Söz konusu "benmerkezcilik" rasyonel ve mesáfeli tahlil yeteneğini öyle ciddi biçimde hasara uğratmıştır ki, "paranoyak" ülke, devlet ve millet de nesnel gerçeğin yerine öznel ve háyali bir "gerçek" (!) inşa ederek, kendisini ona inandırır.
Tabii bunu da "komplo teorileri" çerçevesindeki bir "mantıkilik"le (!) açıklar.
Peki, bizim tahlil yeteneğimiz neden, nasıl ve ne zaman hasara uğradı da böylesine "paranoyak" düşünür, yaşar ve davranır olduk?
* * *
ASLINDA, eğer aileden gelen kalıtımsal bir neden yoksa, aynen kişisel ruhi hastalıklarda olduğu gibi, uluslardaki kolektif travmaların da kökeni derin bilinçaltına uzanır.
En yukarıya dek çıkıp, aráza yol açmış "püf noktası"nı keşfedebilmek kolay değildir.
Psikanalistler bunu hastayı yıllarca ve yıllarca kanapeye yatırdıktan sonra ve o da belki başarabiliyorlar. Nerede kaldı bir milletin, bir ülkenin, bir devletin bilinçaltını çözebilmek!

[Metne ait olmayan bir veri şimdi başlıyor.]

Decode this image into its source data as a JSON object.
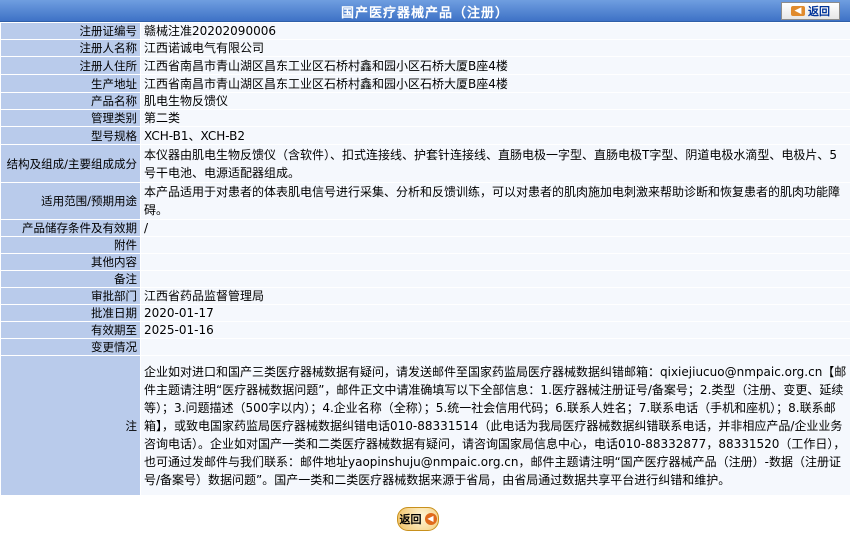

Üstelik, hepsi Ortodoks olan Rusya, Sırbistan ve kısmen Yunanistan’ı hariç tutarsak, söz konusu "paranoya"nın sırf bizi değil, esas olarak hemen tüm İslam Álemi’ni kapsıyor.
Ama tabii bir gazete köşesinde buralara uzanmak mümkün olmadığından ve her koyun da kendi bacağından asıldığından, o halde bizim kendi "ben"imizi hasara uğratan ve derin bilinçaltımızı belirleyen vahim olayı veya olaylar dizisini aşağı yukarı keşfetmemiz gerekiyor.